Fire, then, has become a positive image, one of cleansing and hope. This is clear in the description of ‘midwinter spring’ at the opening of “Little Gidding”, which combines the symbols of both light and fire. The difference between this description and the rose-garden description, though, is that, as David Perkins suggests, whilst in the rose-garden description we were only looking at the ‘heart of light’, in the latter description we are in the centre of it – the fire, the sunlight, the glow and the glare are all around us. We are confronted by a ‘glow more intense than blaze’ which ‘Stirs the dumb spirit,’ recalling those pious lines from Hopkins’s “The Windhover” – ‘My heart in hiding stirred for a bird.’ This is not just a ‘transient beauty’, it is ‘pentecostal fire’ which flames out both within time (‘the dark time of the year’) and without time (‘not in time’s covenant’).
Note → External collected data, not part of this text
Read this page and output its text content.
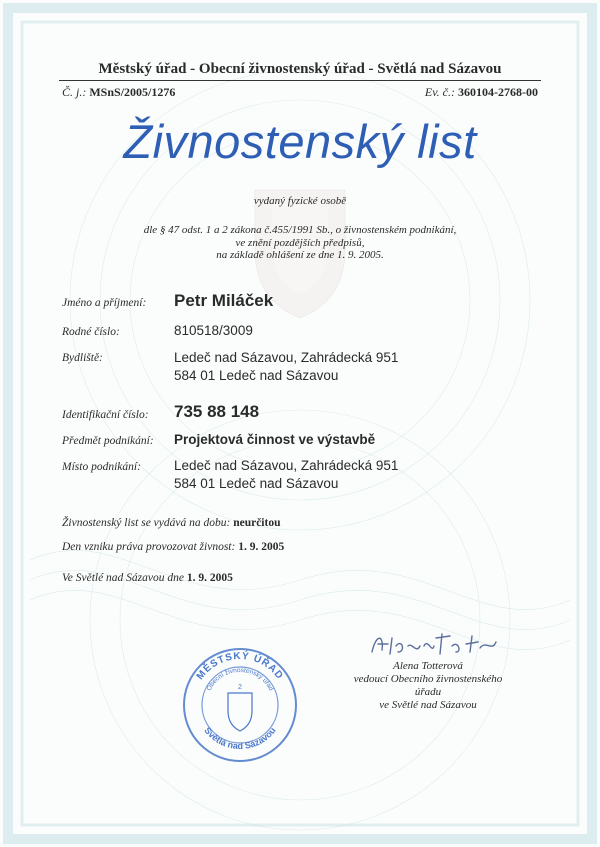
Městský úřad - Obecní živnostenský úřad - Světlá nad Sázavou
Č. j.: MSnS/2005/1276	Ev. č.: 360104-2768-00
Živnostenský list
vydaný fyzické osobě
dle § 47 odst. 1 a 2 zákona č.455/1991 Sb., o živnostenském podnikání,
ve znění pozdějších předpisů,
na základě ohlášení ze dne 1. 9. 2005.
Jméno a příjmení: Petr Miláček
Rodné číslo:	810518/3009
Bydliště:	Ledeč nad Sázavou, Zahrádecká 951
584 01 Ledeč nad Sázavou
Identifikační číslo: 735 88 148
Předmět podnikání: Projektová činnost ve výstavbě
Místo podnikání: Ledeč nad Sázavou, Zahrádecká 951
584 01 Ledeč nad Sázavou
Živnostenský list se vydává na dobu: neurčitou
Den vzniku práva provozovat živnost: 1. 9. 2005
Ve Světlé nad Sázavou dne 1. 9. 2005
Alena Totterová
vedoucí Obecního živnostenského úřadu
ve Světlé nad Sázavou
MĚSTSKÝ ÚŘAD
Světlá nad Sázavou
Obecní živnostenský úřad
2
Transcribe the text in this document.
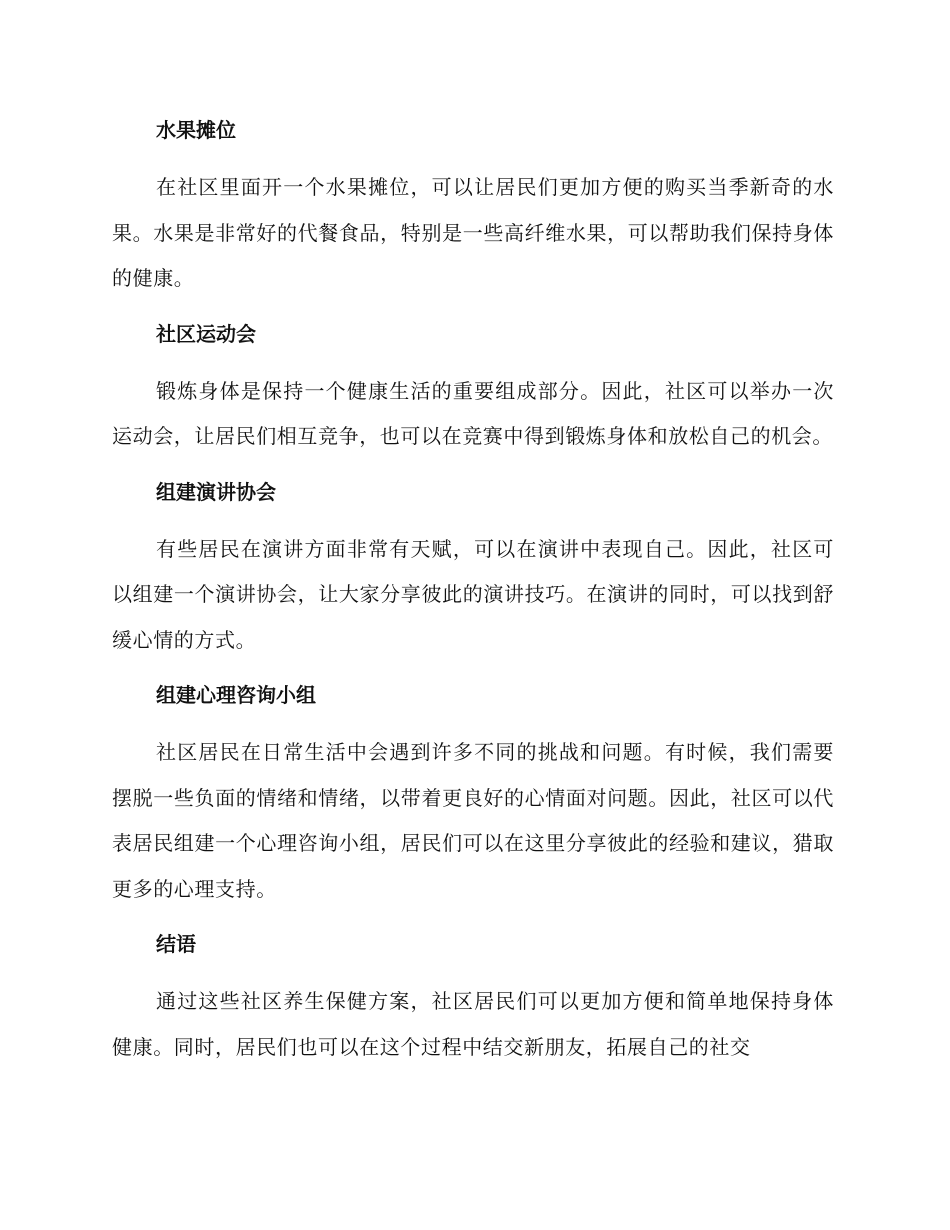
水果摊位

在社区里面开一个水果摊位，可以让居民们更加方便的购买当季新奇的水果。水果是非常好的代餐食品，特别是一些高纤维水果，可以帮助我们保持身体的健康。

社区运动会

锻炼身体是保持一个健康生活的重要组成部分。因此，社区可以举办一次运动会，让居民们相互竞争，也可以在竞赛中得到锻炼身体和放松自己的机会。

组建演讲协会

有些居民在演讲方面非常有天赋，可以在演讲中表现自己。因此，社区可以组建一个演讲协会，让大家分享彼此的演讲技巧。在演讲的同时，可以找到舒缓心情的方式。

组建心理咨询小组

社区居民在日常生活中会遇到许多不同的挑战和问题。有时候，我们需要摆脱一些负面的情绪和情绪，以带着更良好的心情面对问题。因此，社区可以代表居民组建一个心理咨询小组，居民们可以在这里分享彼此的经验和建议，猎取更多的心理支持。

结语

通过这些社区养生保健方案，社区居民们可以更加方便和简单地保持身体健康。同时，居民们也可以在这个过程中结交新朋友，拓展自己的社交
And so, this is clearly a more powerful image than that of the rose-garden, and yet it is arguably still only a ‘glimpse’ of the true reality – the hedgerow only has a ‘transitory blossom’ and the bloom is ‘sudden’. Though it is a development from the rose-garden mirage created by sunlight, it is still not ‘the unimaginable / Zero summer…’

It is often said that each one of the Four Quartets is associated with one of the elements, and there is surely no doubt that the final quartet, “Little Gidding”, is associated with the fire of God. It is in Little Gidding, the small Cambridgeshire town which represents ‘the world’s end’, that Eliot has found ‘the intersection of the timeless moment’ both in and out of time – ‘Never and always.’ The eternal and the temporal have finally met. Perhaps Eliot’s hope is that we can escape the view of time as a linear construct and instead live in the ‘Now’ so that we can see history not as ‘time past’ but as ‘a pattern / Of timeless moments’. Only then can we reach the ‘condition of complete simplicity’ which costs ‘not less than everything’ (in that we have given up our selves). Thus, it is in Little Gidding that ‘All manner of thing shall be well.’ In Little Gidding, where Nicholas Ferrar established his religious community, ‘the tongues of flames are in-folded / Into the crowned knot of fire / And the fire and the rose are one.’ Though it might only be possible in Heaven, this is what Eliot has been searching for. After overcoming the ‘Tumid apathy with no concentration’, after accepting the death of the old self in the ‘Dark Night of the Soul’ and after suffering the pains of purgatorial fires, the symbols of God’s authority (fire) and God’s love (rose) have finally been combined.